I think there’s sufficient reason for a moratorium on discussion of acausal threat scenarios, at least for the time being until peoples’ imaginations settle down again.
I can see that, if this line of though could be the downfall of humanity, it’s best to just avoid it altogether. But that cat is out of the bag; even if one wishes it weren’t, it’s not at all clear that fighting that isn’t counterproductive. And the “scenario” I pose is more of an antiscenario. The motivation is ludicrous (big brother?) and the entire purpose is to demonstrate the impossibility and pointlessness of acausal threats.
Anti-acausals, I am your ally.
The Net interprets censorship as damage and routes around it.
If the universe is finite, then the configuration space isn’t actually continuous (if by that you mean uncountable). I’m not saying that the universe is pixelated in some simplistic sense, just that the overall timeless wave function contains a finite amount of information. So I don’t see a sorities problem.
I don’t understand your other objection as fully (“thinking about long-tail probability distributions should convince you that that wouldn’t add up to normality”). Still, I suspect that if all we’re dealing with are finite (though unimaginably huge) quantities, it is not a problem either.
I’m saying that your objection doesn’t add up to the Born probabilities. Say you set up an observation such that it can have one result with 90% probability (and the device lights up with a 0), or a large number of other results with dwindling probabilities attached (the device lights up with some positive integer). Note that in the system with you observing this, there wouldn’t be a reason for the first state to branch any faster thereafter than any of the others.
Your suggested anthropic probabilities would say that, since there are many “more” distinct versions of you that see numbers greater than 0 than versions of you that see 0, you should expect seeing 0 to be very unlikely. But this is just wrong.
The configurations corresponding to copies of you have to be weighted by measure, and the simplest extrapolation of subjective anticipation is to say that the futures of ordinary physical-you add up as equivalent to one copy of you instantiated in each such branch, even should that copy be identical across branches.
(I’m not quite comfortable with this; the question of what I ought to expect if 2 identical copies are run together troubles me. But the above at least explains my objection to your argument, I hope.)

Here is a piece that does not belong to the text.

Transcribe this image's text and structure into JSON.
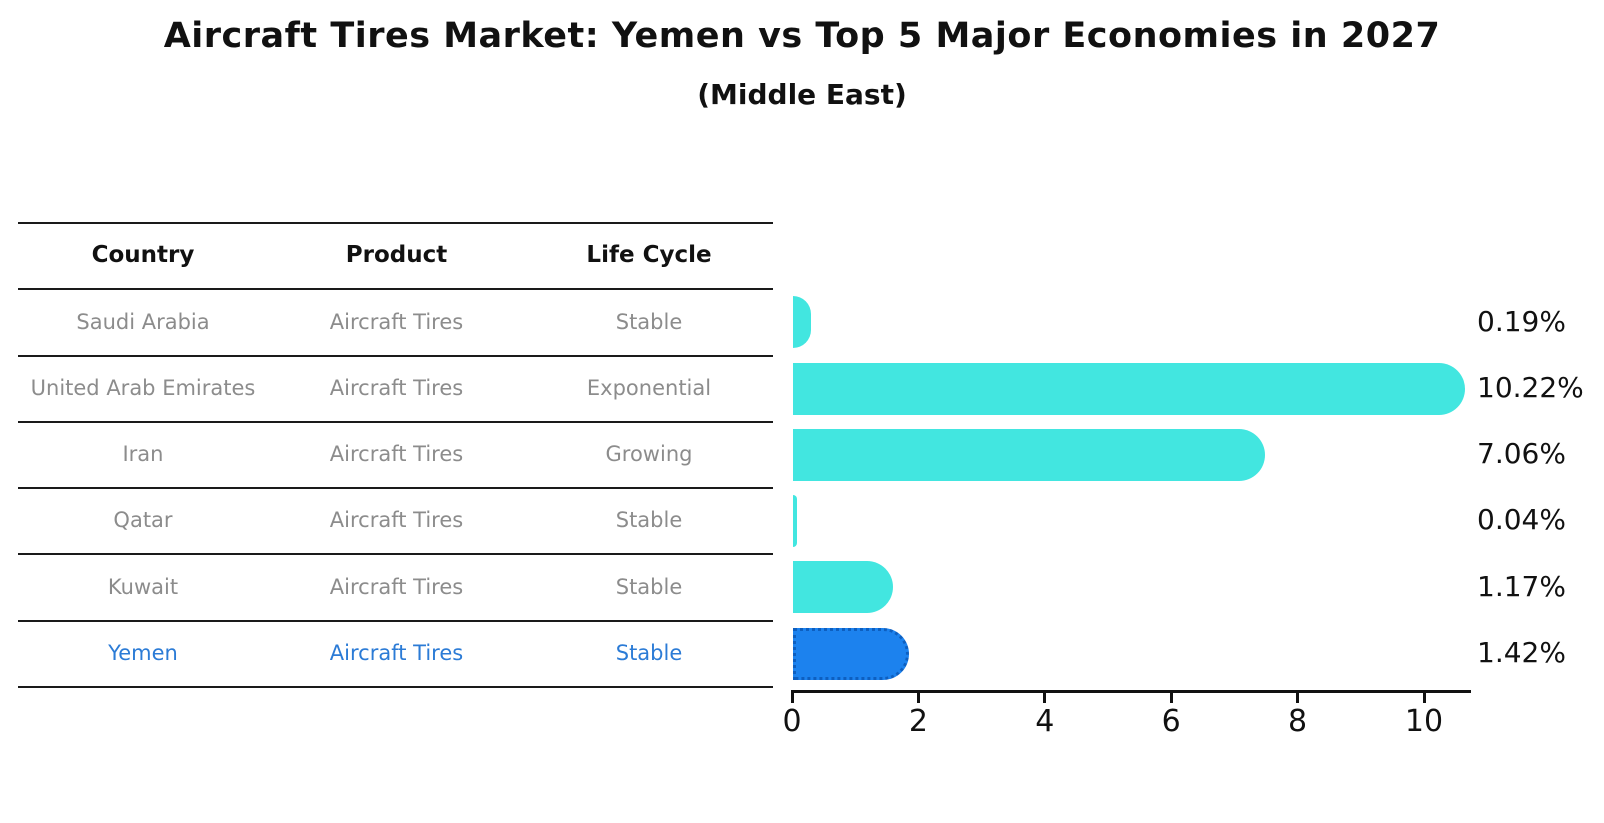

EDIT: Actually, on further reflection, I may have misunderstood you. If you’re talking about a finite version like Hanson’s Mangled Worlds, where you can count identical configurations by multiplicity, then you’re at least not violating the Born probabilities. But then, it seems clear that you should count computer-simulated identical copies by Everett multiplicity as well, which it appears you’re not.
To me, probability is observed reality, and the irrelevance of multiple identical/fully-isomorphic copies is a philosophical given. The state of our knowledge is certainly not large enough to disallow that conjunction.
Push me for details, and I’m less sure. I suspect that once you’re inside the 90% side of the wave function, you actually do branch faster; I’m certainly not aware of any mathematical demonstrations that this isn’t so, even within our current incomplete quantum understanding. It could also be that probability only appears to work because consciousness quickly ceases to exist in those branches in which it’s violated on a large scale, though there are obvious problems with that line of argument.
Anyway, if you accept these two postulates—one observationally, and the other philosophically—then the human’s logic works.